After a whale washed up on a seashore tells Joe Gunner that loss of life will stalk him wherever he goes, he leaves residence. However two years later he returns, to a city haunted by ghosts, some residing, some useless. He rekindles his relationship with the magnetic native fisherman Tim Fysh (‘one night time gone, and already he’s busted beneath my pores and skin’), converses together with his drowned sister Birdee and collects his ailing father from hospital.
As recollections assault Joe, the narrative flits between previous and current, revealing flashes of his childhood – the adrift mom, the homophobic paternal bullying. So absorbing is piecing collectively Joe’s previous, you don’t see the twists coming, delivered with an understatement that offers you whiplash.

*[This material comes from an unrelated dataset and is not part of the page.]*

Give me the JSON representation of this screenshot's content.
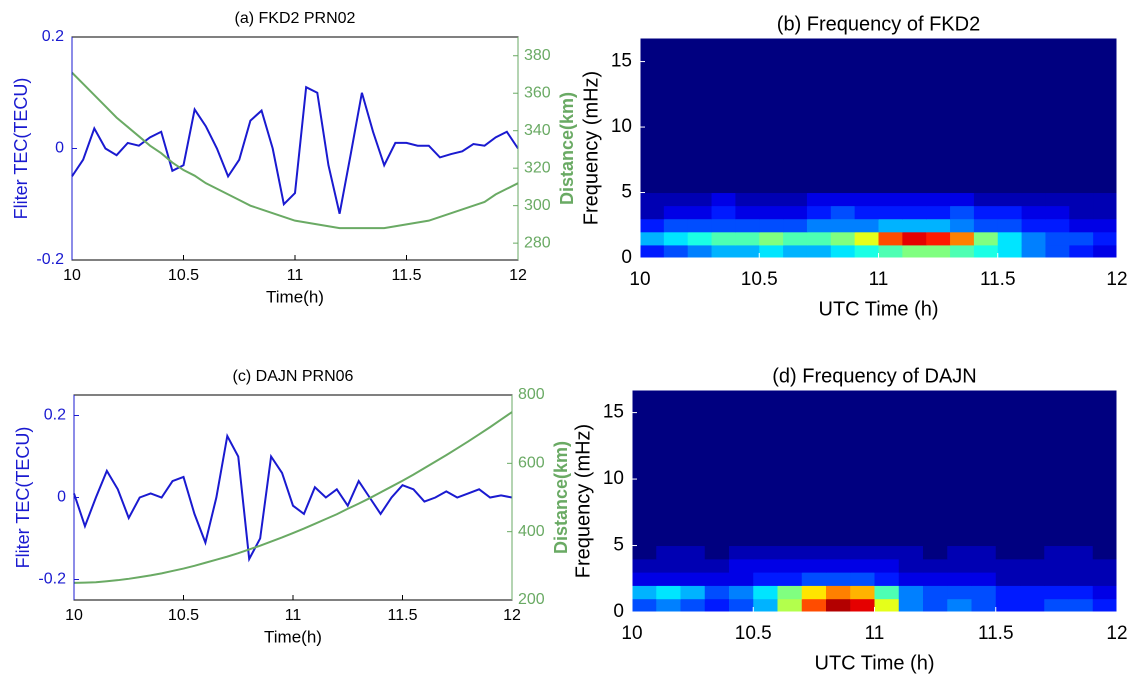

Snatched sexual encounters and coastal Norfolk – rusty trawlers, tidal rot, ‘heavy’ skies – are sharply summoned in visceral, fast prose. The river programs hungrily by means of the novel, a menacing brown tongue that ‘licks the mudflats like a thirsty animal’. It speaks to Joe, torturing him with doubts. This rural backwater is not any idyll however an more and more brooding reflection of Joe’s troubled thoughts. Because the story unfolds, secrets and techniques emerge, though they’ll’t all the time be trusted: ‘Fact hides like rain on the river.’
It appears like an genuine portrait of the homosexual expertise in small-town Britain. Joe and Tim don’t analyse their connection, they act on it, speaking within the blunt, humorous vernacular of their class and gender. However they’ve all the time endured disapproving eyes on this insular group certain by inflexible notions of masculinity, and each have internalised their disgrace and alienation.
The Whale Tattoo is exceptional for its ambiance, its arresting use of language and the best way the atmosphere serves as an extension of Joe’s psyche. A potent story of grief, love and finally forgiveness, it speaks to the oppressive nature of rising up an outsider in a world the place violence comes simpler than phrases.